Já estava quase zonza de ver tantas portas naquele segundo andar e percebi, chocada, uma outra escadinha que levava a mais um!

Não tive tempo de pensar muito, porque, logo, Dona Esme nos deu toalhas felpudas e macias e roupas limpas e confortáveis – eu estava surpresa que ela nos confiasse itens de tamanha qualidade –, e disse que assim que terminássemos, poderíamos descer para comer alguma coisa e o Doutor Cullen faria um curativo em mim.

Observei o quarto espaçoso com duas camas de solteiro. Fazia tanto tempo que eu não entrava numa casa, que eu não via uma cama!

As paredes do quarto eram de um tom suave de creme e as camas, uma recostada à parede oeste e a outra à leste, estavam forradas com jogos de lençol idênticos e florais. Também havia uma cômoda larga de madeira clara do lado direito da porta e uma penteadeira da mesma cor, do lado esquerdo, com uma cadeira cor-de-rosa super acolchoada. Um lustre elegante adornava o centro do teto branco, enquanto o piso era de madeira alguns tons mais escura que a cômoda, e havia uma porta em arco entre as camas – bastante parecida com a das salas – que dava para uma varanda espaçosa – e por maior que fosse a minha curiosidade em checar a vista, sabia que estava frio demais para fazê-lo naquela hora.

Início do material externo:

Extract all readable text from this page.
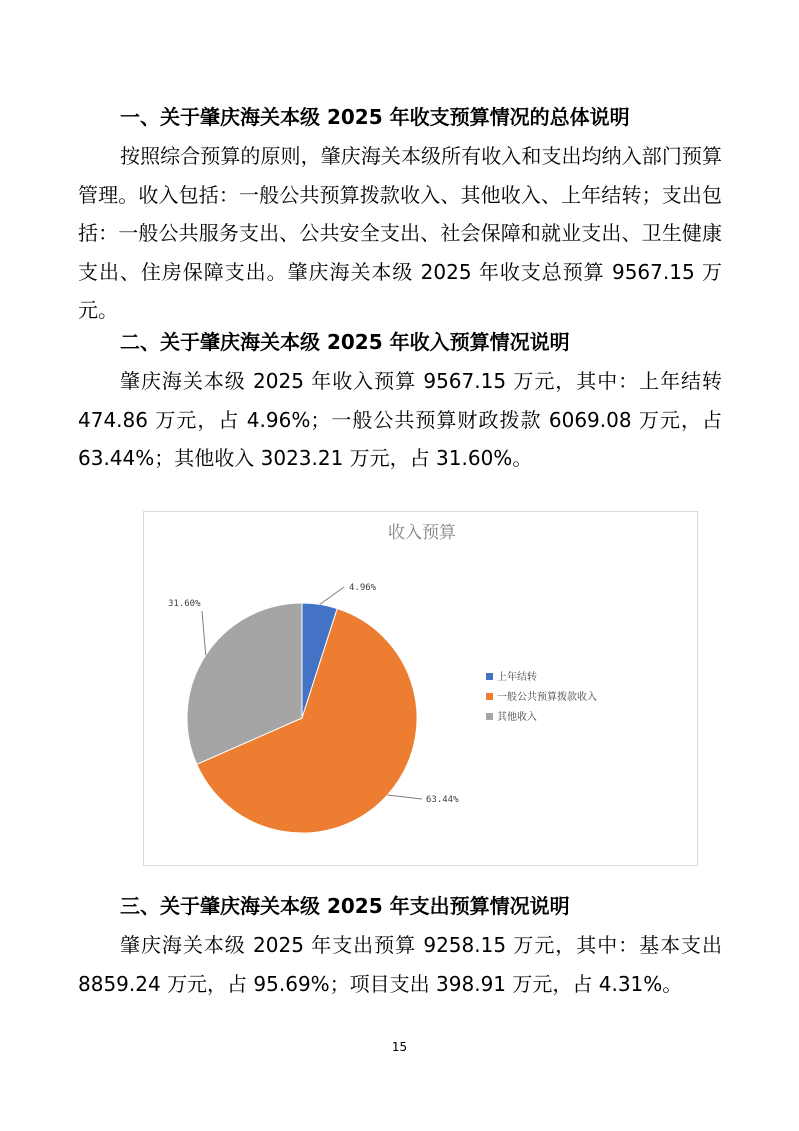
一、关于肇庆海关本级 2025 年收支预算情况的总体说明

按照综合预算的原则，肇庆海关本级所有收入和支出均纳入部门预算管理。收入包括：一般公共预算拨款收入、其他收入、上年结转；支出包括：一般公共服务支出、公共安全支出、社会保障和就业支出、卫生健康支出、住房保障支出。肇庆海关本级 2025 年收支总预算 9567.15 万元。

二、关于肇庆海关本级 2025 年收入预算情况说明

肇庆海关本级 2025 年收入预算 9567.15 万元，其中：上年结转 474.86 万元，占 4.96%；一般公共预算财政拨款 6069.08 万元，占 63.44%；其他收入 3023.21 万元，占 31.60%。

收入预算
4.96%
63.44%
31.60%
上年结转
一般公共预算拨款收入
其他收入
三、关于肇庆海关本级 2025 年支出预算情况说明

肇庆海关本级 2025 年支出预算 9258.15 万元，其中：基本支出 8859.24 万元，占 95.69%；项目支出 398.91 万元，占 4.31%。

15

─ Tome seu banho primeiro, Bella, pra desinfetar logo esse rosto ─ Alice falou, gesticulando para a porta do banheiro.

E, se eu já estava embasbacada com a beleza daquela casa antes, quase desmaiei ao entrar no banheiro. Era impossível não compará-lo ao de minha antiga vida.

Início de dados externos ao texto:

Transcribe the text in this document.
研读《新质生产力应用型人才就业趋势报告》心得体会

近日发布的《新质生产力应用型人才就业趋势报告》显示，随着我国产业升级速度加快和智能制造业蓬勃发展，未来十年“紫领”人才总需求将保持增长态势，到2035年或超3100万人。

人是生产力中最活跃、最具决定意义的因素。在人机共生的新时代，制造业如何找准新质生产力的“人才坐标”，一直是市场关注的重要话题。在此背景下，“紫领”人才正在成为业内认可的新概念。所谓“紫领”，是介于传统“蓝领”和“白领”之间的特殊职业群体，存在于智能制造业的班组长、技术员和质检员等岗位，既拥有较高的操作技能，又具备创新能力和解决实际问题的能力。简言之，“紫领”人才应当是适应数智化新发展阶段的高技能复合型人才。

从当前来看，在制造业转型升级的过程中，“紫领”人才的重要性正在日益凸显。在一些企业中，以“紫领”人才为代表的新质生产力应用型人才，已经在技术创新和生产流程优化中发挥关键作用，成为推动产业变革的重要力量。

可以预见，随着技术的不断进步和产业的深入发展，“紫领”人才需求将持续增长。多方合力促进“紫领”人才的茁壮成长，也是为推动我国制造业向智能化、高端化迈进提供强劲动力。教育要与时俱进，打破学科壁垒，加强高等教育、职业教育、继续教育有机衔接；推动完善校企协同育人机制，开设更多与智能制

Ele era tão espaçoso quanto o quarto, tinha dois chuveiros com banheira e duas pias de granito unidas por um móvel de madeira com duas gavetas de cada lado, do mesmo tom da cômoda. O vaso sanitário era igualmente chique e branco, assim como os azulejos do piso e do box de vidro – exceto que, na parte central, eles eram pequenas pastilhas quadradas em diferentes tons de laranja.

Sobre a pia – eu não sabia se me referia a ela no plural ou no singular –, havia todo o material de higiene de que precisávamos: duas escovas de dentes, um tubo de pasta de menta e fio dental; dois tubos de sabonete – um para o corpo e outro para as partes íntimas, shampoo e condicionador de coco, e um conjunto de creme, pente e escova para pentear os cabelos.

Também havia um grande espelho e levei alguns minutos para me aproximar dele. Não gostava muito de ver a minha própria imagem e saber que minha cara estava praticamente destruída me desanimava ainda mais.

Meus cabelos estavam sujos e molhados pela neve já derretida, os fios completamente embolados um no outro. A pele de meu rosto, outrora pálida, estava coberta de manchas arroxeadas, principalmente ao redor de meu olho direito e nas bochechas; por falar nelas, o tal corte sobre o lado esquerdo ainda sangrava e eu começava a sentir um pouco de dor. Para finalizar, meus lábios estavam inchados e roxos, como se eu os tivesse esfregado contra uma placa de gelo.

Não era uma pessoa exatamente vaidosa – nunca pôde me dar ao luxo – mas estar machucada daquela forma trazia uma sensação horrível, eu realmente parecia um monstrinho, alguém totalmente diferente, por dentro e por fora, daquela garota que, no mesmo dia em que completou 18 anos, também havia preferido as ruas a ter que se submeter a um homem feito Jacob Black.

Essa mesma garota não estava mais nas ruas e embora não confiasse completamente no Sr. e na Sra. Cullen, sabia que, se não fosse por eles, talvez morresse congelada nas próximas horas.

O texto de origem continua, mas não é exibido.